Theo’s reinvention of the logic off conditional statements’ proofs rooted in set-based reasoning
Summary: In this talk, I will share how one undergraduate student used set-based reasoning to reinvent logical principles related to conditional statements and their proofs. This learning occurred in a teaching experiment intended to foster abstraction of these logical relationships by comparing the predicate and inference structures among various proofs (in number theory and geometry). I will portray the progression of Theo’s set-based model from a model-of the truth of statements to a model-for logical relationships. I will connect this to our ongoing design efforts for teaching logic for proving.
Duration: 60 minutes
Format: Online seminar via Zoom web meeting software with questions and discussion. Detailed instructions for joining the seminar will be emailed to registered participants.
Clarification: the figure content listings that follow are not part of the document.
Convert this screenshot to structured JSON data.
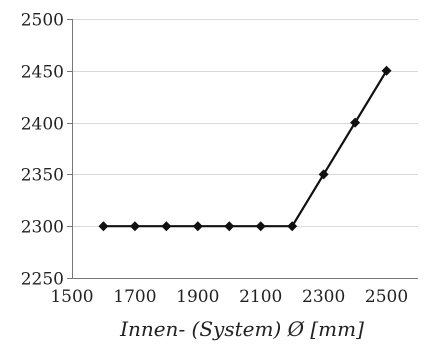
{
  "chart_data": {
    "type": "line",
    "title": "",
    "xlabel": "Innen- (System) Ø [mm]",
    "ylabel": "",
    "xlim": [
      1500,
      2600
    ],
    "ylim": [
      2250,
      2500
    ],
    "x_ticks": [
      1500,
      1700,
      1900,
      2100,
      2300,
      2500
    ],
    "y_ticks": [
      2250,
      2300,
      2350,
      2400,
      2450,
      2500
    ],
    "grid": "horizontal",
    "legend": "none",
    "marker": "diamond",
    "colors": {
      "line": "#111111",
      "grid": "#d9d9d9",
      "axis": "#777777"
    },
    "series": [
      {
        "x": [
          1600,
          1700,
          1800,
          1900,
          2000,
          2100,
          2200,
          2300,
          2400,
          2500
        ],
        "y": [
          2300,
          2300,
          2300,
          2300,
          2300,
          2300,
          2300,
          2350,
          2400,
          2450
        ]
      }
    ]
  }
}
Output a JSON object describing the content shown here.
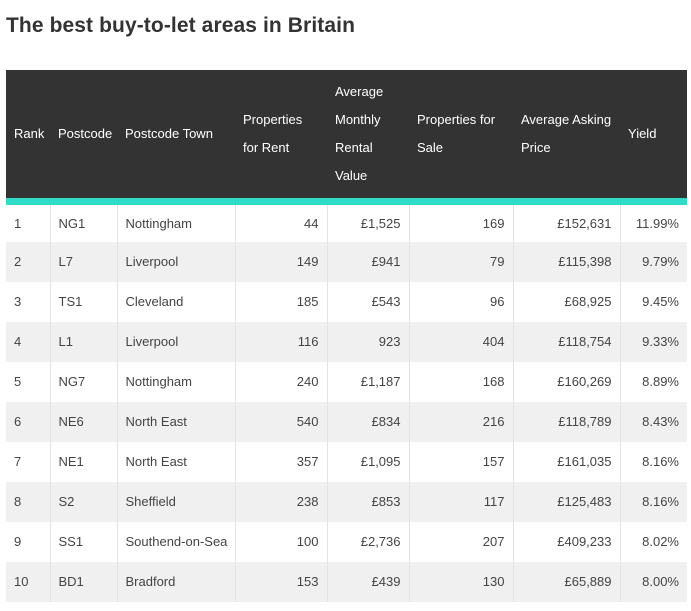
{
  "title": "The best buy-to-let areas in Britain",
  "table": {
    "headers": {
      "rank": "Rank",
      "postcode": "Postcode",
      "town": "Postcode Town",
      "rent_props": "Properties for Rent",
      "rent_value": "Average Monthly Rental Value",
      "sale_props": "Properties for Sale",
      "asking": "Average Asking Price",
      "yield": "Yield"
    },
    "rows": [
      {
        "rank": "1",
        "postcode": "NG1",
        "town": "Nottingham",
        "rent_props": "44",
        "rent_value": "£1,525",
        "sale_props": "169",
        "asking": "£152,631",
        "yield": "11.99%"
      },
      {
        "rank": "2",
        "postcode": "L7",
        "town": "Liverpool",
        "rent_props": "149",
        "rent_value": "£941",
        "sale_props": "79",
        "asking": "£115,398",
        "yield": "9.79%"
      },
      {
        "rank": "3",
        "postcode": "TS1",
        "town": "Cleveland",
        "rent_props": "185",
        "rent_value": "£543",
        "sale_props": "96",
        "asking": "£68,925",
        "yield": "9.45%"
      },
      {
        "rank": "4",
        "postcode": "L1",
        "town": "Liverpool",
        "rent_props": "116",
        "rent_value": "923",
        "sale_props": "404",
        "asking": "£118,754",
        "yield": "9.33%"
      },
      {
        "rank": "5",
        "postcode": "NG7",
        "town": "Nottingham",
        "rent_props": "240",
        "rent_value": "£1,187",
        "sale_props": "168",
        "asking": "£160,269",
        "yield": "8.89%"
      },
      {
        "rank": "6",
        "postcode": "NE6",
        "town": "North East",
        "rent_props": "540",
        "rent_value": "£834",
        "sale_props": "216",
        "asking": "£118,789",
        "yield": "8.43%"
      },
      {
        "rank": "7",
        "postcode": "NE1",
        "town": "North East",
        "rent_props": "357",
        "rent_value": "£1,095",
        "sale_props": "157",
        "asking": "£161,035",
        "yield": "8.16%"
      },
      {
        "rank": "8",
        "postcode": "S2",
        "town": "Sheffield",
        "rent_props": "238",
        "rent_value": "£853",
        "sale_props": "117",
        "asking": "£125,483",
        "yield": "8.16%"
      },
      {
        "rank": "9",
        "postcode": "SS1",
        "town": "Southend-on-Sea",
        "rent_props": "100",
        "rent_value": "£2,736",
        "sale_props": "207",
        "asking": "£409,233",
        "yield": "8.02%"
      },
      {
        "rank": "10",
        "postcode": "BD1",
        "town": "Bradford",
        "rent_props": "153",
        "rent_value": "£439",
        "sale_props": "130",
        "asking": "£65,889",
        "yield": "8.00%"
      }
    ]
  }
}
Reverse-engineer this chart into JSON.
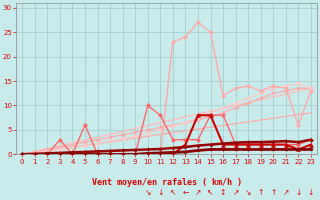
{
  "xlabel": "Vent moyen/en rafales ( km/h )",
  "bg_color": "#c8ecec",
  "grid_color": "#a8d4d4",
  "text_color": "#dd0000",
  "axis_color": "#888888",
  "xlim": [
    -0.5,
    23.5
  ],
  "ylim": [
    0,
    31
  ],
  "xticks": [
    0,
    1,
    2,
    3,
    4,
    5,
    6,
    7,
    8,
    9,
    10,
    11,
    12,
    13,
    14,
    15,
    16,
    17,
    18,
    19,
    20,
    21,
    22,
    23
  ],
  "yticks": [
    0,
    5,
    10,
    15,
    20,
    25,
    30
  ],
  "lines": [
    {
      "x": [
        0,
        23
      ],
      "y": [
        0,
        8.5
      ],
      "color": "#ffaaaa",
      "lw": 0.9,
      "marker": null,
      "ms": 0,
      "zorder": 2
    },
    {
      "x": [
        0,
        23
      ],
      "y": [
        0,
        13.5
      ],
      "color": "#ffbbbb",
      "lw": 0.9,
      "marker": null,
      "ms": 0,
      "zorder": 2
    },
    {
      "x": [
        0,
        1,
        2,
        3,
        4,
        5,
        6,
        7,
        8,
        9,
        10,
        11,
        12,
        13,
        14,
        15,
        16,
        17,
        18,
        19,
        20,
        21,
        22,
        23
      ],
      "y": [
        0,
        0.5,
        1.0,
        1.5,
        2.0,
        2.5,
        3.0,
        3.5,
        4.0,
        4.5,
        5.0,
        5.5,
        6.0,
        6.5,
        7.0,
        7.8,
        8.5,
        9.5,
        10.5,
        11.5,
        12.5,
        13.0,
        13.5,
        13.5
      ],
      "color": "#ffaaaa",
      "lw": 0.9,
      "marker": "D",
      "ms": 2.0,
      "zorder": 3
    },
    {
      "x": [
        0,
        1,
        2,
        3,
        4,
        5,
        6,
        7,
        8,
        9,
        10,
        11,
        12,
        13,
        14,
        15,
        16,
        17,
        18,
        19,
        20,
        21,
        22,
        23
      ],
      "y": [
        0,
        0.3,
        0.7,
        1.0,
        1.4,
        1.8,
        2.2,
        2.7,
        3.2,
        3.7,
        4.3,
        5.0,
        5.8,
        6.5,
        7.5,
        8.5,
        9.5,
        10.5,
        11.5,
        12.5,
        13.5,
        14.0,
        14.5,
        13.5
      ],
      "color": "#ffcccc",
      "lw": 0.9,
      "marker": "D",
      "ms": 2.0,
      "zorder": 3
    },
    {
      "x": [
        0,
        1,
        2,
        3,
        4,
        5,
        6,
        7,
        8,
        9,
        10,
        11,
        12,
        13,
        14,
        15,
        16,
        17,
        18,
        19,
        20,
        21,
        22,
        23
      ],
      "y": [
        0,
        0,
        0,
        0,
        0,
        0,
        0,
        0,
        0,
        0,
        0,
        0,
        23,
        24,
        27,
        25,
        12,
        13.5,
        14,
        13,
        14,
        13.5,
        6,
        13
      ],
      "color": "#ffaaaa",
      "lw": 1.0,
      "marker": "D",
      "ms": 2.2,
      "zorder": 4
    },
    {
      "x": [
        0,
        1,
        2,
        3,
        4,
        5,
        6,
        7,
        8,
        9,
        10,
        11,
        12,
        13,
        14,
        15,
        16,
        17,
        18,
        19,
        20,
        21,
        22,
        23
      ],
      "y": [
        0,
        0,
        0,
        3,
        0,
        6,
        0,
        0,
        0,
        0,
        10,
        8,
        3,
        3,
        3,
        8,
        8,
        2,
        2,
        2,
        2,
        2,
        2,
        3
      ],
      "color": "#ff6666",
      "lw": 1.0,
      "marker": "D",
      "ms": 2.2,
      "zorder": 5
    },
    {
      "x": [
        0,
        1,
        2,
        3,
        4,
        5,
        6,
        7,
        8,
        9,
        10,
        11,
        12,
        13,
        14,
        15,
        16,
        17,
        18,
        19,
        20,
        21,
        22,
        23
      ],
      "y": [
        0,
        0,
        0,
        0,
        0,
        0,
        0,
        0,
        0,
        0,
        0,
        0,
        0,
        2,
        8,
        8,
        2,
        2,
        2,
        2,
        2,
        2,
        1,
        2
      ],
      "color": "#cc0000",
      "lw": 1.5,
      "marker": "^",
      "ms": 3.0,
      "zorder": 6
    },
    {
      "x": [
        0,
        1,
        2,
        3,
        4,
        5,
        6,
        7,
        8,
        9,
        10,
        11,
        12,
        13,
        14,
        15,
        16,
        17,
        18,
        19,
        20,
        21,
        22,
        23
      ],
      "y": [
        0,
        0.1,
        0.2,
        0.3,
        0.4,
        0.5,
        0.6,
        0.7,
        0.8,
        0.9,
        1.0,
        1.1,
        1.3,
        1.5,
        1.8,
        2.0,
        2.2,
        2.4,
        2.5,
        2.5,
        2.6,
        2.7,
        2.5,
        3.0
      ],
      "color": "#990000",
      "lw": 1.8,
      "marker": "D",
      "ms": 1.8,
      "zorder": 7
    },
    {
      "x": [
        0,
        1,
        2,
        3,
        4,
        5,
        6,
        7,
        8,
        9,
        10,
        11,
        12,
        13,
        14,
        15,
        16,
        17,
        18,
        19,
        20,
        21,
        22,
        23
      ],
      "y": [
        0,
        0,
        0,
        0,
        0,
        0,
        0,
        0,
        0,
        0,
        0.2,
        0.3,
        0.4,
        0.5,
        0.8,
        1.0,
        1.0,
        1.0,
        1.0,
        1.0,
        1.0,
        1.0,
        1.0,
        1.0
      ],
      "color": "#880000",
      "lw": 2.0,
      "marker": "D",
      "ms": 1.8,
      "zorder": 7
    }
  ],
  "wind_symbols": {
    "x_positions": [
      10,
      11,
      12,
      13,
      14,
      15,
      16,
      17,
      18,
      19,
      20,
      21,
      22,
      23
    ],
    "symbols": [
      "↘",
      "↓",
      "↖",
      "←",
      "↗",
      "↖",
      "↕",
      "↗",
      "↘",
      "↑",
      "↑",
      "↗",
      "↓",
      "↓"
    ]
  }
}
Dr. Paul Dawkins is an associate professor of mathematics education in the Department of Mathematics at Texas State University. He studies the teaching and learning of proof-based mathematics at the undergraduate level. He focuses particularly on real analysis, geometry, and logic. His teaching experiments focus on modeling student thinking about mathematical proofs and developing teaching sequences and learning trajectories by which students can learn the epistemology of mathematical proving. He recently received the Selden Award for research in undergraduate mathematics education from the Mathematics Association of America.